Il y a de bonnes raisons à cela. L’économie iranienne se dégrade à toute allure en l’absence d’investissements étrangers dans les secteurs clés. L’essence est rationnée parce que le pays est incapable de raffiner son brut. Les promesses populistes faites par Ahmadinejad aux plus démunis sont restées lettre morte. Quant aux classes dirigeantes, elles s’inquiètent de voir l’intransigeance du président compromettre l’avenir du pays, quand la République islamique ferait mieux d’attendre sagement de cueillir les fruits des déboires américains.

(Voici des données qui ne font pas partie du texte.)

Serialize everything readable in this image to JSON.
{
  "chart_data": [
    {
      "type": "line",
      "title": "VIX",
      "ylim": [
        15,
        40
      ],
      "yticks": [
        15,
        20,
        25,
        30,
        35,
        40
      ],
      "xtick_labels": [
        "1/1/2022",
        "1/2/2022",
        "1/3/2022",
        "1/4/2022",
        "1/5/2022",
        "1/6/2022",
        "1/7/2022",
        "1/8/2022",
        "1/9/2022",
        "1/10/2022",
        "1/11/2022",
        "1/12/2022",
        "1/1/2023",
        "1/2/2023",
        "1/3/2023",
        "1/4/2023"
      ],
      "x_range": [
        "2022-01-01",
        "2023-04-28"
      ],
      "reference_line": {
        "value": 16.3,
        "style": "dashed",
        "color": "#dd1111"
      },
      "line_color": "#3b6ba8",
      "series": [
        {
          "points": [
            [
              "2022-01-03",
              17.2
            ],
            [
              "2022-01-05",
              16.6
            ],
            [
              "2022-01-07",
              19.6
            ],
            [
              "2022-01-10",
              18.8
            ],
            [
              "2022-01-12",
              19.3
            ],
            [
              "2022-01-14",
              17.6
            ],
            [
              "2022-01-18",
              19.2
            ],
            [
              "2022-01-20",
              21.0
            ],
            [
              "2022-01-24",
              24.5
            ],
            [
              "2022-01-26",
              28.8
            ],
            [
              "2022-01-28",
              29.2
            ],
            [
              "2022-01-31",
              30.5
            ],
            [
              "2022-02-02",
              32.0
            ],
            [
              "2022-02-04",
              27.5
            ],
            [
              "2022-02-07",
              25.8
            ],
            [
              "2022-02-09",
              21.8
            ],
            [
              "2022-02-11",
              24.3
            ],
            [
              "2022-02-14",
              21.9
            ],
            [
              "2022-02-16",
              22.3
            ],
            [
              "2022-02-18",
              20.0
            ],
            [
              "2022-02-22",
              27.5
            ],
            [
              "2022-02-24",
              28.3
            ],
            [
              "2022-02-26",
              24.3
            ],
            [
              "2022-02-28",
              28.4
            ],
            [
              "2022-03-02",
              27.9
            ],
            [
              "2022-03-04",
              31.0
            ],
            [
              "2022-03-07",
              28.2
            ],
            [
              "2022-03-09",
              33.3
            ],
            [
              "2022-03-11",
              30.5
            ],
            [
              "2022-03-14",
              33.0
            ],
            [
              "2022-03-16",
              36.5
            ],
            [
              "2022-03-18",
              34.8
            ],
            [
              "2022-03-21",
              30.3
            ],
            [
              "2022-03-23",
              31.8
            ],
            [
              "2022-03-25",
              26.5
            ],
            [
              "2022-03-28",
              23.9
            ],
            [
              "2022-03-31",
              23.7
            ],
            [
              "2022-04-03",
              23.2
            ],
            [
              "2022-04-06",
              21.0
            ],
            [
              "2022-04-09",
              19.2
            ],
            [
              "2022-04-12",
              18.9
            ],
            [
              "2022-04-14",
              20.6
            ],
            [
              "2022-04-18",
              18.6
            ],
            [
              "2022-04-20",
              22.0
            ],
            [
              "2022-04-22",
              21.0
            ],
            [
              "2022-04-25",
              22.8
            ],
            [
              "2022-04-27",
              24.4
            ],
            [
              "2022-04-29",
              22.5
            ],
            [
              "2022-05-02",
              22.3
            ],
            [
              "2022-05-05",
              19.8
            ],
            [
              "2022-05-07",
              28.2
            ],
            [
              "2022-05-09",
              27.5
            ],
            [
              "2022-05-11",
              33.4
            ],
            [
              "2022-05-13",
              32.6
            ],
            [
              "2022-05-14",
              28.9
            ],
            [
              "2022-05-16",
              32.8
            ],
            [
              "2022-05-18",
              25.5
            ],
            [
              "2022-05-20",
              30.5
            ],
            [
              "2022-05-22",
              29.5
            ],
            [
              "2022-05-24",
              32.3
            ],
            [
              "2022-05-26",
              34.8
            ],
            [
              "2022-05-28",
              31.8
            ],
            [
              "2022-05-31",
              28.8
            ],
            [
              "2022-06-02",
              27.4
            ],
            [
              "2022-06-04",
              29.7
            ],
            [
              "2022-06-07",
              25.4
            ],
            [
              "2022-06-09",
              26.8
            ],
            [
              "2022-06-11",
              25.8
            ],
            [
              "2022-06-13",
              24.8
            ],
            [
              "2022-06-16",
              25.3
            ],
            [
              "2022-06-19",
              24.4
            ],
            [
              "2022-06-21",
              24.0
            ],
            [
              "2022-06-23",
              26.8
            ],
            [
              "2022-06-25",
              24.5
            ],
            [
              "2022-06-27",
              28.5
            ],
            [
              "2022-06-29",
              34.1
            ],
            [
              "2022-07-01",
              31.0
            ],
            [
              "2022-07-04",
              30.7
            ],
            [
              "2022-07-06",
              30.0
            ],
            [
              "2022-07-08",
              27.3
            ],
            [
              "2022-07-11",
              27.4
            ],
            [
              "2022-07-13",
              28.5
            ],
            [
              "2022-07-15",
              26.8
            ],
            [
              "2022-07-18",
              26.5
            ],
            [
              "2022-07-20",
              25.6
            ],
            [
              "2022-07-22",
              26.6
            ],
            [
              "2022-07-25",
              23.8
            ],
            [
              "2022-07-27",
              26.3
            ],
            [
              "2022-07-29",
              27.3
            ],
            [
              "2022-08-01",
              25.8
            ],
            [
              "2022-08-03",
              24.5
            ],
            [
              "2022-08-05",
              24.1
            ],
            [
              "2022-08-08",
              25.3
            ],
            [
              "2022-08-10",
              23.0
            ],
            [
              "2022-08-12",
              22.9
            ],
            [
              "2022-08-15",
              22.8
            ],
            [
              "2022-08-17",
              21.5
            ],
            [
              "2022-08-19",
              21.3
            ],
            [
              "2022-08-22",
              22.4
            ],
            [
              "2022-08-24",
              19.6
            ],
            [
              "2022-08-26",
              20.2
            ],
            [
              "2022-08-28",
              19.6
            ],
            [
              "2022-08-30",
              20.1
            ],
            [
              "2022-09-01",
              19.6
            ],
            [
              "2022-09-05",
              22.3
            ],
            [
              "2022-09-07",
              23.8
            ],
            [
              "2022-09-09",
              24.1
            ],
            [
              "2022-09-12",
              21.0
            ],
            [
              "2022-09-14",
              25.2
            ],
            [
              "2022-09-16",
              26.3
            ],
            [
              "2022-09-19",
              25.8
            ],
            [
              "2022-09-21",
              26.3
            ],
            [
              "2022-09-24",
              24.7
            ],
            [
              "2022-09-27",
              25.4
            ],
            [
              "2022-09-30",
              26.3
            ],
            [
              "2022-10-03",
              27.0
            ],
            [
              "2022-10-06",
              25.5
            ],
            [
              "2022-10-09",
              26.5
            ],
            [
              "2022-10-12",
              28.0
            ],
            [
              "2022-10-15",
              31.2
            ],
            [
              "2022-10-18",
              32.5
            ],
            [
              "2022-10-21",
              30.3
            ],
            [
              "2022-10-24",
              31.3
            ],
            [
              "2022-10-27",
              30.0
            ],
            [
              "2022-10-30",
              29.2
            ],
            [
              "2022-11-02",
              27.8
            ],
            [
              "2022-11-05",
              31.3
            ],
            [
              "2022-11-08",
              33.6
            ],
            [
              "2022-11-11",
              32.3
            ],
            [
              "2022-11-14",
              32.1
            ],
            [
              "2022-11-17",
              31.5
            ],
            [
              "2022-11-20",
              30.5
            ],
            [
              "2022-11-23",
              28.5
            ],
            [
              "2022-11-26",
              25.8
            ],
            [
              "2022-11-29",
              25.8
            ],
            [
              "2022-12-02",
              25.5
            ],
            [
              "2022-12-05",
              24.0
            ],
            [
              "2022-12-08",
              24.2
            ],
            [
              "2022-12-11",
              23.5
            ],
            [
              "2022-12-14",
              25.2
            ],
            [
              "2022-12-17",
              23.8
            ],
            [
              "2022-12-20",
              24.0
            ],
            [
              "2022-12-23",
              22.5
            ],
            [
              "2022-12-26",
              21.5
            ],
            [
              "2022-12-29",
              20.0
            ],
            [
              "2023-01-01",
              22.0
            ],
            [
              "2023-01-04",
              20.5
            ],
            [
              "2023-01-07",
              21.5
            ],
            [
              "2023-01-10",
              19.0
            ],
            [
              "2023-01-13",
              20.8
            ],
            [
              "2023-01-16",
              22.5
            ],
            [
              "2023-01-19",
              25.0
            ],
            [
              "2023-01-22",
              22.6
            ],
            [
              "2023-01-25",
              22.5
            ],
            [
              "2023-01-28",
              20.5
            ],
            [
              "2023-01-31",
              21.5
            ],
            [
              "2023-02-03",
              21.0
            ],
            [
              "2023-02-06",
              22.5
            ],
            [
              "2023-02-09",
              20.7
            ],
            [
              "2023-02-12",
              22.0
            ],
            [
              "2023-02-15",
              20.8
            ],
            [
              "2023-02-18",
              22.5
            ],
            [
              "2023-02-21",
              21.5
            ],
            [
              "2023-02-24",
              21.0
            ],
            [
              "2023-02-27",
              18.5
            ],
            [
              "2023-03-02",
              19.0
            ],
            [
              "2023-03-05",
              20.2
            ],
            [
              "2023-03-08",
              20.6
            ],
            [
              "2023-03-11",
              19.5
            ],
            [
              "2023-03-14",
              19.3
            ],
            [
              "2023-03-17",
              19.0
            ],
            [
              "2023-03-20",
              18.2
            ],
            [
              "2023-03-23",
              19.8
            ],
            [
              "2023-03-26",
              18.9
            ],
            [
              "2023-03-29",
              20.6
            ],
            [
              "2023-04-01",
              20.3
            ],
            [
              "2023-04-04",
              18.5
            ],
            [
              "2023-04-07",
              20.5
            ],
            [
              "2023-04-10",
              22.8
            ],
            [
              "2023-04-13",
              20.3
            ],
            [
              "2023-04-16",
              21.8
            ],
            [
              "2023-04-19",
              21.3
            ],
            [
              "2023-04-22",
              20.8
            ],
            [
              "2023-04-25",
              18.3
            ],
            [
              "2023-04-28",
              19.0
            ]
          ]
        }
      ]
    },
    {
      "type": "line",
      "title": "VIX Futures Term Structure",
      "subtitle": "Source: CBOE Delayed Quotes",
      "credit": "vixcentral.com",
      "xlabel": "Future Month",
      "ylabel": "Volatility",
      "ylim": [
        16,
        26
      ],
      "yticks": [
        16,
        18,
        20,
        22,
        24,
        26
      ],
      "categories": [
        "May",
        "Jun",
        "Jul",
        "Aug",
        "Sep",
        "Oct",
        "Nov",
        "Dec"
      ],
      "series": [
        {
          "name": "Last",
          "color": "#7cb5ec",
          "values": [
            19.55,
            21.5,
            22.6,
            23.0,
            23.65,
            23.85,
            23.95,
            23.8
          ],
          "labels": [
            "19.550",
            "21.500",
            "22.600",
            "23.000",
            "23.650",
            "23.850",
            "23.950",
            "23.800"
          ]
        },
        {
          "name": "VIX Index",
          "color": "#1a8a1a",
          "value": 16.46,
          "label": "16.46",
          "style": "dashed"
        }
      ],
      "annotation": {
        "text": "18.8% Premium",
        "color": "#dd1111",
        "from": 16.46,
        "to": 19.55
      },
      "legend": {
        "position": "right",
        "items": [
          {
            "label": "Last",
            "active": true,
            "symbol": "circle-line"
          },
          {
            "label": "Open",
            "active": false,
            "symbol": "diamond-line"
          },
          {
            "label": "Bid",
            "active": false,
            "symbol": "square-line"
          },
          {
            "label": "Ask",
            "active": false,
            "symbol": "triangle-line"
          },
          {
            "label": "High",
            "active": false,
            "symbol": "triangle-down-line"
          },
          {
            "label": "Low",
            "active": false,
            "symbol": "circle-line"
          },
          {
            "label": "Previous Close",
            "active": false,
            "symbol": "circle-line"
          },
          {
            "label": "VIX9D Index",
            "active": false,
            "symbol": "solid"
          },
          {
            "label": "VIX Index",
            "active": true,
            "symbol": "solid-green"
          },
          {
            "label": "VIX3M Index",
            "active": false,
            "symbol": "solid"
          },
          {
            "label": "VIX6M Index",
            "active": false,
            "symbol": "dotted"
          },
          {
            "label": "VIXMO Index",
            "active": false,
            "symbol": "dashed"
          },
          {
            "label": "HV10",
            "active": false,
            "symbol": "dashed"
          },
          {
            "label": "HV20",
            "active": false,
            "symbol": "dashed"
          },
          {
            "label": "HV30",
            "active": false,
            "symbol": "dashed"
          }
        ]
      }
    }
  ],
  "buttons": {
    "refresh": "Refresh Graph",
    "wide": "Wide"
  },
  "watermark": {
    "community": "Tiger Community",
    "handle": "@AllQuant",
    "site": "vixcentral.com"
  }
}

Nucléaire. La Corée du Nord, bon élève

Après quatre ans de laborieuses tractations, la Corée du Nord semble faire de gros efforts sur le chemin de la dénucléarisation. Mais à en croire les experts, l’abandon total de son arsenal n’est pas pour demain. “Pyongyang a accepté de faire l’inventaire complet de tous ses programmes nucléaires et de les démanteler avant la fin de l’année”, a annoncé dimanche, à Genève, Christopher Hill, le principal négociateur américain sur ce dossier. La Corée du Nord avait débuté sa dénucléarisation dans le cadre de l’accord de février, qui prévoit en échange une importante aide énergétique. Après avoir fermé en juillet son site de Yongbyon, Pyongyang doit à présent déclarer tous ses programmes et les désactiver. Washington promet d’ôter la Corée du Nord de “l’axe du mal” si elle tient ses promesses. Le retrait de cette liste, qui conditionne toute aide de la Banque mondiale, est une revendication importante de Pyongyang.


VITE !

Les groupes Suez et GDF ont fusionné après 554 jours de tergiversations. Le fruit des noces, un joli bébé baptisé “GDF Suez”, géant mondial dans le secteur de l’énergie, devrait voir le jour à la mi-2008 et peser 72 milliards d’euros.